Yakınlarınız güçlü durmaya çalışır ve artık kansere “Merhaba...” deme sakinliği gelmiştir.
En azından hastalığa hazırlanır, cesaretlenirsiniz.
Ne de olsa hepimiz öleceğiz. Gezerken evlere bakarım; “Kaç kişi şu anda kanserle mücadele ediyor? Kaç kişi ölüme yattı?” diye düşünürüm.
Sizin ölüm düşüncesiyle aranız nasıl acaba?
Hiç düşündünüz mü? Belki ölüm birçok acı çeken insan için beklenen sevgilidir.
Ben ölüm konusunda kaderciyim.
Tanrı beni bu dünyaya gönderdi, “Sen savaşını yap, ne zaman biteceğine ben karar veririm dedi” diye düşünüyorum.
Mutlu ve kaliteli her anın şerefine diyorum.

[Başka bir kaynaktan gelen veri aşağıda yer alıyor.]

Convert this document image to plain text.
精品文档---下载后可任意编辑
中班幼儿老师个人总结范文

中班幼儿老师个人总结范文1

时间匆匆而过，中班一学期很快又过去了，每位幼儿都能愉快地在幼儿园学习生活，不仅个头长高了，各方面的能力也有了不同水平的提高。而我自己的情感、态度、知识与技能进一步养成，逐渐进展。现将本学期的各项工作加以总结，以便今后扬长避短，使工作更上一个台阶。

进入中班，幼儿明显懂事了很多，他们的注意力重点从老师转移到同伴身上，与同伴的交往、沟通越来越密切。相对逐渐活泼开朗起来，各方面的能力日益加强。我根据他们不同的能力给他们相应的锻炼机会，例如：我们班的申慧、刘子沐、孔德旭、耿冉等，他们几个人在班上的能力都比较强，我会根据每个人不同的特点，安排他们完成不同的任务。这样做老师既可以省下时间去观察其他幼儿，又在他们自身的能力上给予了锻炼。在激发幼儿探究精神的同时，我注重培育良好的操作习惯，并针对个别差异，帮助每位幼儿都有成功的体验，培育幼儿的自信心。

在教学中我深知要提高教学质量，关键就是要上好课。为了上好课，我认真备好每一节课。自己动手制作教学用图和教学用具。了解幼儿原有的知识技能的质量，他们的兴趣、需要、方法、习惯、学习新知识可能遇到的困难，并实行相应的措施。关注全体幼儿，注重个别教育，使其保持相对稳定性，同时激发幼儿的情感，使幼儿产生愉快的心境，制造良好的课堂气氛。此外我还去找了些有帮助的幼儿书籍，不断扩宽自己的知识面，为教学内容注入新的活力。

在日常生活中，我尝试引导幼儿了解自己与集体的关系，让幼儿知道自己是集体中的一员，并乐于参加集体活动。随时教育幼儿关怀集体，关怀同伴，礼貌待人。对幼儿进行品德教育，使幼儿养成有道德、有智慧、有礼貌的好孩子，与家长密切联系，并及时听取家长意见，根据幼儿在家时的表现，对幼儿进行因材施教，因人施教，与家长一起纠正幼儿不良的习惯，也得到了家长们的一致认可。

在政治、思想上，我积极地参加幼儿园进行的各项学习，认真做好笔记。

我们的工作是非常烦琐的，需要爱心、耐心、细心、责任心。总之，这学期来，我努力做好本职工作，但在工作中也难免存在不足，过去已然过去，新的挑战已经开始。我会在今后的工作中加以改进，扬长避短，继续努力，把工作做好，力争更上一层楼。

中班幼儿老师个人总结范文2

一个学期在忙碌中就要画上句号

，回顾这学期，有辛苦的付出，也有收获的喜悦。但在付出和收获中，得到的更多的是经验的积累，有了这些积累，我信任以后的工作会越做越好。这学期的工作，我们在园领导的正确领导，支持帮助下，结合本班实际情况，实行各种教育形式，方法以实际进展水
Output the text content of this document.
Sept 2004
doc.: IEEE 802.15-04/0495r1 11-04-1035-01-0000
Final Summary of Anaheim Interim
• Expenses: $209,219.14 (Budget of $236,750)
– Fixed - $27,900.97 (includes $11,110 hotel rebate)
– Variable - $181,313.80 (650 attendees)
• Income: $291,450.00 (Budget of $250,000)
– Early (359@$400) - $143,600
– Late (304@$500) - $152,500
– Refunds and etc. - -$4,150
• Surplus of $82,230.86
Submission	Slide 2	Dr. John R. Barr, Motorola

Ölmeye yattığımızda güzel, çirkin an, bilgilerimiz, tecrübelerimiz bizimle gelecek çünkü! Sabırlar, mutlu anlar, kolaylıklar hepimizle olsun diyorum.
Hem de son anımıza kadar!
Çünkü biz gerçekten ölmüyoruz ki... Yeni bir yolculuğa çıkıyoruz, o kadar... Kanser vs. bahanesi.
Sadece “Oyun bitti” deriz, olur biter.